Three international firms have advised on the acquisition of the Port Hedland International Airport.
Firms: Norton Rose Fulbright (a consortium comprised of funds managed by AMP Capital and Infrastructure Capital Group); King & Wood Mallesons (AMP and ICG’s financiers); Herbert Smith Freehills (Town of Port Hedland)
Deal: The AMP and ICG consortium acquired a 100 per cent interest in the Port Hedland International Airport from the Town of Port Hedland.
Value: $205 million
Key players: A Sydney-based corporate team from NRF, led by partner Nigel Deed (pictured), was assisted by Anita Choi, Raymond Lou, and Claudia Yasukawa. Andrea Rezos and Charmian Barton managed the property aspects of the transaction from the Perth office, while Chris Redden, assisted by Jenida Satem and Celia Boyle, managed the debt financing on behalf of the consortium from Sydney. Brisbane partner Tom Young advised on aviation regulatory and operational matters and Adrian Ahern handled the equity structuring for the consortium.

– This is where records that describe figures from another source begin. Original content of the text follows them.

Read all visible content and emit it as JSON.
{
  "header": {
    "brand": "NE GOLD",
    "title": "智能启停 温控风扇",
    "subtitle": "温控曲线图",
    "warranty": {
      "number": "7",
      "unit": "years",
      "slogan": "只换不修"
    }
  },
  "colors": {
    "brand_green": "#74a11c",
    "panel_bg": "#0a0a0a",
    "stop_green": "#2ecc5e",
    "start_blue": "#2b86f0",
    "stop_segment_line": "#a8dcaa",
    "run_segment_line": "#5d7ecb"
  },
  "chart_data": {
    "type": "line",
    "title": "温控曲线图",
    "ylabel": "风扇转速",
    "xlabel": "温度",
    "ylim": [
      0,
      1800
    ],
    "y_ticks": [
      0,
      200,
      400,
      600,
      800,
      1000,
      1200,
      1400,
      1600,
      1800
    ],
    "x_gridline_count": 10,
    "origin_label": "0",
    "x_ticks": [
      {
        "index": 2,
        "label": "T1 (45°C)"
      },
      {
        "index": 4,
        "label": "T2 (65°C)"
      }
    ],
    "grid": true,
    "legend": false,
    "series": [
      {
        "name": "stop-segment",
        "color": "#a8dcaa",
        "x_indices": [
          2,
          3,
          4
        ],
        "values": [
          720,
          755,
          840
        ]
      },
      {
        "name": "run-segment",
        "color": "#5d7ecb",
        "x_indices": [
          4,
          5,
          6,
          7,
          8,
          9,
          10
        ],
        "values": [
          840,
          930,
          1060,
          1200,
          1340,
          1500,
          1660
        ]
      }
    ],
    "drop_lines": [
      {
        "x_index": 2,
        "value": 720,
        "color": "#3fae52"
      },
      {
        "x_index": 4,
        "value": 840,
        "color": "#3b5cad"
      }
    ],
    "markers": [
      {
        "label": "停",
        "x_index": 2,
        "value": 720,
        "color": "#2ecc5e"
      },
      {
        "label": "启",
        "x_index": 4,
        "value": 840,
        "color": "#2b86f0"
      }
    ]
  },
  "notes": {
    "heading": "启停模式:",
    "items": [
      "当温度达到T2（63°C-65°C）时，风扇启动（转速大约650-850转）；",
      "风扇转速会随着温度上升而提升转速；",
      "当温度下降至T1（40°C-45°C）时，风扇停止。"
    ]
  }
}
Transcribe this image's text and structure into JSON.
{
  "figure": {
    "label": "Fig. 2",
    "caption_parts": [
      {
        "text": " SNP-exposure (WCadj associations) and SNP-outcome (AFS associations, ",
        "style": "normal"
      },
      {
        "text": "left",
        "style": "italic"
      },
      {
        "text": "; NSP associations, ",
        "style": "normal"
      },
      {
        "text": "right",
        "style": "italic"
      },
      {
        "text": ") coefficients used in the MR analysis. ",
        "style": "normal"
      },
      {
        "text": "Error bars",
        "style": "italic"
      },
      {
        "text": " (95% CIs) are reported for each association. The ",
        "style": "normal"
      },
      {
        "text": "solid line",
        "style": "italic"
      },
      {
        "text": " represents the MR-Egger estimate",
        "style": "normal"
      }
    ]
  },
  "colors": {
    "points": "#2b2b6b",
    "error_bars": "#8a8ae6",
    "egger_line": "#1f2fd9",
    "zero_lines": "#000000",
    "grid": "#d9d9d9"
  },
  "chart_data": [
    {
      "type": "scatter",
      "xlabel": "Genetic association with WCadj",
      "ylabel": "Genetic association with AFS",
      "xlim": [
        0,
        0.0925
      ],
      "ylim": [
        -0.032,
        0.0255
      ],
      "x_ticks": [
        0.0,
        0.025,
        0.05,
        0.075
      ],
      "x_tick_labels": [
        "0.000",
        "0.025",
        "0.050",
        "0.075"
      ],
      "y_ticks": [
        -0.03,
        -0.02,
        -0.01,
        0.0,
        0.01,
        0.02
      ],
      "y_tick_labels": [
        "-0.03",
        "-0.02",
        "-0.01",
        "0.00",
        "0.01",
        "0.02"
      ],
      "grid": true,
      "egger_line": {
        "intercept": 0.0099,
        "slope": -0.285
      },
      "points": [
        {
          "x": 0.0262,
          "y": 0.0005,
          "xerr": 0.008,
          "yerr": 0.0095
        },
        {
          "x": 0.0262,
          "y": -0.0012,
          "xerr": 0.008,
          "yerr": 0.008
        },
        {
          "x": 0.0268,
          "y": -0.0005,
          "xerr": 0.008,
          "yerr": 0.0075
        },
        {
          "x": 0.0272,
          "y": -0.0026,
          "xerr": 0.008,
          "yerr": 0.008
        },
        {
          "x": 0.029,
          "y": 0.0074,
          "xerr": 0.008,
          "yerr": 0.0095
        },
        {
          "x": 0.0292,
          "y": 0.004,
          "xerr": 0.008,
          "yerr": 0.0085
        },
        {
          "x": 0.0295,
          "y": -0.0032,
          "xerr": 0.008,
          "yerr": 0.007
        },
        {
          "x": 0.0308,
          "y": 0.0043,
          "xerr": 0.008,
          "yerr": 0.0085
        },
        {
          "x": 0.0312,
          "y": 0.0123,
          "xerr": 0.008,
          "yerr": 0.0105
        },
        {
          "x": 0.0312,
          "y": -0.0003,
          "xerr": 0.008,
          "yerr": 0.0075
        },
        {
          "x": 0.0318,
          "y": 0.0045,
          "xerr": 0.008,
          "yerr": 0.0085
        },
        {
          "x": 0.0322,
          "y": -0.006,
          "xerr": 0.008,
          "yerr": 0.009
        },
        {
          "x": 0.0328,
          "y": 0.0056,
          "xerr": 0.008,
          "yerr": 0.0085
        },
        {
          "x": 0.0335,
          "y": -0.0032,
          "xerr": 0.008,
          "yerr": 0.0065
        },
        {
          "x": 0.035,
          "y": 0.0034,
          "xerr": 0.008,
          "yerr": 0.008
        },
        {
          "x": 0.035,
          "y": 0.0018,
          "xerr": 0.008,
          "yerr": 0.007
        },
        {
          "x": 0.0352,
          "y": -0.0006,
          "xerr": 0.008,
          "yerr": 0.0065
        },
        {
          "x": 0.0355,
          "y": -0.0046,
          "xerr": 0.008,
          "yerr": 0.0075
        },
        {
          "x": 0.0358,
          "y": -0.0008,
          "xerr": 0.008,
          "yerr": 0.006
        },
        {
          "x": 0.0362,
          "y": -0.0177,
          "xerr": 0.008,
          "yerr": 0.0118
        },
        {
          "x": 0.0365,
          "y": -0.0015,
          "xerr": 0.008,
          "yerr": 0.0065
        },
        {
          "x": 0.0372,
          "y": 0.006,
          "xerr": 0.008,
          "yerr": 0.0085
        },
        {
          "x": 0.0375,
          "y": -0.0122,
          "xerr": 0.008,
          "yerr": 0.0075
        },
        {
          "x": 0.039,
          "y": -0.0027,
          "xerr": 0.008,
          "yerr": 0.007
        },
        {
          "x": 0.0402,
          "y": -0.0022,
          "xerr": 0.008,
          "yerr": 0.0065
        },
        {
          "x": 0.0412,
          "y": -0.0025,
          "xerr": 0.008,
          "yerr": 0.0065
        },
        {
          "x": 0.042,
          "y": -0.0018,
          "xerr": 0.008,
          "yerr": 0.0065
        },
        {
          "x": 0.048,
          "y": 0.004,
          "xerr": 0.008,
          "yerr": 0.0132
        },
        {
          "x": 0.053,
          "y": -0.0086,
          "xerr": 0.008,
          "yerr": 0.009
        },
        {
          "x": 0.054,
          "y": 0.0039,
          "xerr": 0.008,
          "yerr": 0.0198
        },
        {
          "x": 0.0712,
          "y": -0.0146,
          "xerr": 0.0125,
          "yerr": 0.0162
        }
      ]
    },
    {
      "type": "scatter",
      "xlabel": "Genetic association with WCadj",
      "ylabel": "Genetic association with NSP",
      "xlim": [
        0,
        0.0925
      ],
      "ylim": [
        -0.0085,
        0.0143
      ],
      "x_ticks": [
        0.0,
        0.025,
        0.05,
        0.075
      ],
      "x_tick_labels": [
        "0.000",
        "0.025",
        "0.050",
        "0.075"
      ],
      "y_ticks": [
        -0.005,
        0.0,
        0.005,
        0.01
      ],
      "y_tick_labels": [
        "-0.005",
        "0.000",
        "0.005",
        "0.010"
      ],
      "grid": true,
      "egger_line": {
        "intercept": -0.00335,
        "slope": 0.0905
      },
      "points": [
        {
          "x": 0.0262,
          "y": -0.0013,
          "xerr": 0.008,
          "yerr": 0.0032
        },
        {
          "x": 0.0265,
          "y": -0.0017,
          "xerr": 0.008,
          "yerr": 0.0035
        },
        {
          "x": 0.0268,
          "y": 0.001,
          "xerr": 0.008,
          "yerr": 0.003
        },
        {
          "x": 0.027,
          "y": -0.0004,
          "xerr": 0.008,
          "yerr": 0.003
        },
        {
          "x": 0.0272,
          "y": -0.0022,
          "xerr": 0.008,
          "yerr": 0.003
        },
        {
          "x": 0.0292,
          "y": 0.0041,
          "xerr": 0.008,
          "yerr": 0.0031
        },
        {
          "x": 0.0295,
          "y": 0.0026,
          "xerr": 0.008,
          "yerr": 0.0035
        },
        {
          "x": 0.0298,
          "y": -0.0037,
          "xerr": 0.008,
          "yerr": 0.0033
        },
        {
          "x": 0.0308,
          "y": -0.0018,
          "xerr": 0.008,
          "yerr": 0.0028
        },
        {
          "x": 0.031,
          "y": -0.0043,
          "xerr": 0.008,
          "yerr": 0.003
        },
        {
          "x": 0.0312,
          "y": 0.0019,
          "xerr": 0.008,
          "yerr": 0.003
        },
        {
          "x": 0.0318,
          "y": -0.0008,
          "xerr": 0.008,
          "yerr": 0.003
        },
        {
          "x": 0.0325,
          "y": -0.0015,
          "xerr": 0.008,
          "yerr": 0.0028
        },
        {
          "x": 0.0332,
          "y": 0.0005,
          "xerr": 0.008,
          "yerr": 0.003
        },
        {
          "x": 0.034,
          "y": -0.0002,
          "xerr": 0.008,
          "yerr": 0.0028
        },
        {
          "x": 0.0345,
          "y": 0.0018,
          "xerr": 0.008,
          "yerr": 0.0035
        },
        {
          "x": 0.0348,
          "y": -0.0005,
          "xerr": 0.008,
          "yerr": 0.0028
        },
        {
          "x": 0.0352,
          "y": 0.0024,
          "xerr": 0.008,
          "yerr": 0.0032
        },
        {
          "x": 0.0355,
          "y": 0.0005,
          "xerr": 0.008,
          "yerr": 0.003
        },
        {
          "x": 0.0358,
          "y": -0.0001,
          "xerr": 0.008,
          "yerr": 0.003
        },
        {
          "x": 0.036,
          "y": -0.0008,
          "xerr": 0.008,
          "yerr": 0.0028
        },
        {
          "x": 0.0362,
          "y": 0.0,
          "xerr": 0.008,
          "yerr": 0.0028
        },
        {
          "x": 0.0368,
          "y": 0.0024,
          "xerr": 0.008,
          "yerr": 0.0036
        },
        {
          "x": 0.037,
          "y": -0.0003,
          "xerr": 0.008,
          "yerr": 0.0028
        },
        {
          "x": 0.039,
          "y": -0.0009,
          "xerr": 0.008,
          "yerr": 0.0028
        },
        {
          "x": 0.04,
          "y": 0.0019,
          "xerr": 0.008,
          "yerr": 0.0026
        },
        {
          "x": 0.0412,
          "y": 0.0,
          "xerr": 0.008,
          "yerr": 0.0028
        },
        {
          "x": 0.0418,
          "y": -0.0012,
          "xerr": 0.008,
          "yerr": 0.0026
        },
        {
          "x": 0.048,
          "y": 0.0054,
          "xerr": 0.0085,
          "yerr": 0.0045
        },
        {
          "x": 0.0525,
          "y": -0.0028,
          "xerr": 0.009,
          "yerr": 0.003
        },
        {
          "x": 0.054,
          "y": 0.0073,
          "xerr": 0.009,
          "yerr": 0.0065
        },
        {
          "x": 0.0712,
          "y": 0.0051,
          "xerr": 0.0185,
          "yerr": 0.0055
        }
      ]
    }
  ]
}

Deal significance: According to a release by NRF, the transaction documents, signed on 15 September, included an agreement to enter into a 50-year long-term lease, pursuant to which the AMP and ICG consortium will acquire a 100 per cent interest in the Port Hedland International Airport from the Town of Port Hedland.
The airport is located between the towns of Port Hedland and South Hedland. Both general passenger and freight flights operate to and from the airport.
Mr Deed said: “The successful privatisation by way of long-term lease of a significant regional airport reflects the continued strong interest in brownfields infrastructure assets from the Australian investment community and demonstrates the adaptability of the long-term lease style privatisation across all levels of government."